Gilles, au contraire, fait partie des locuteurs natifs. Il a grandi en entendant parler patois, mais ne l’a pas appris dans son enfance : « J’ai travaillé à La Poste, je distribuais le courrier. J’entendais les gens parler patois, donc j’ai appris à le parler pour pouvoir discuter avec eux. » Il se souvient que l’ambiance était différente s’il s’adressait aux anciens en français : « Ils se disaient : «ah, il ne parle même pas patois» . » Pendant l’atelier, Josiane vérifie régulièrement, avec lui et les autres natifs, les expressions et le vocabulaire.
Plus de débat que d’enseignement
La plus grande difficulté, pour les débutants du groupe, c’est la prononciation : puisque personne ne maîtrise l’alphabet phonétique, il faut se débrouiller en écrivant avec les voyelles et les accents français, qui ne correspondent pas toujours aux voyelles du patois. Par exemple, le terme qui désigne la neige, « nê », doit se prononcer entre le « ê », le « â » et le « ain ». Un son qui n’existe pas en français.
En plus, la langue savoyarde, comme nombre de langues régionales, varie énormément selon les lieux où elle est utilisée. Parlée depuis le Val d’Aoste jusqu’à Saint-Étienne, elle connaît presque autant de variations que de villages. Assise en face de Josiane, une femme qui connaît le patois de Belleville, hameau d’Hauteluce, accentue les voyelles d’une manière différente.
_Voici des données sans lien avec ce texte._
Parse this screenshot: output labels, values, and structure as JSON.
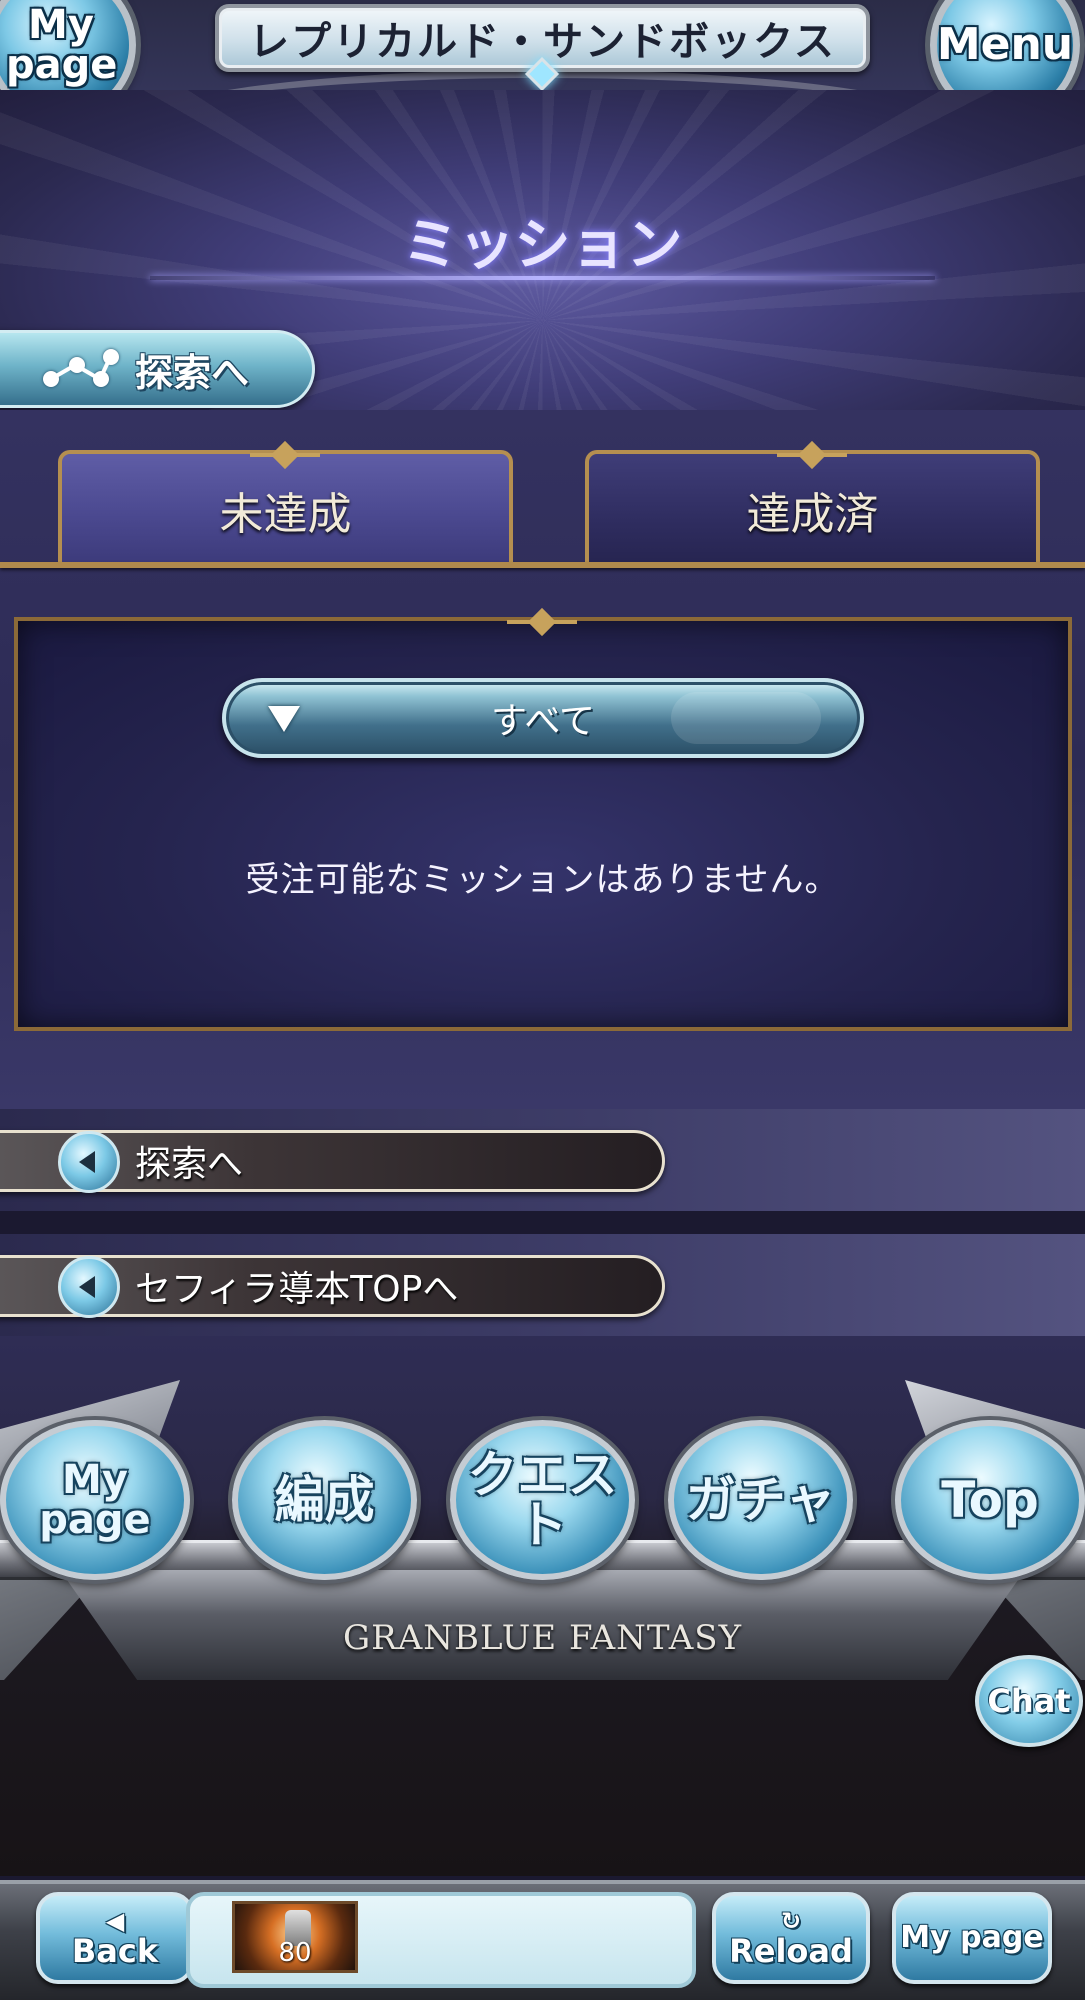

Et prononce « nê » très autrement.
Dans une circulaire du 14 décembre 2021, le ministère de l’Éducation nationale reconnaît la langue franco-provençale, dont fait partie la langue savoyarde, comme langue régionale. Cela ouvre la voie à l’enseignement du patois dans les écoles, et même à une épreuve au baccalauréat, comme pour le breton ou l’occitan par exemple.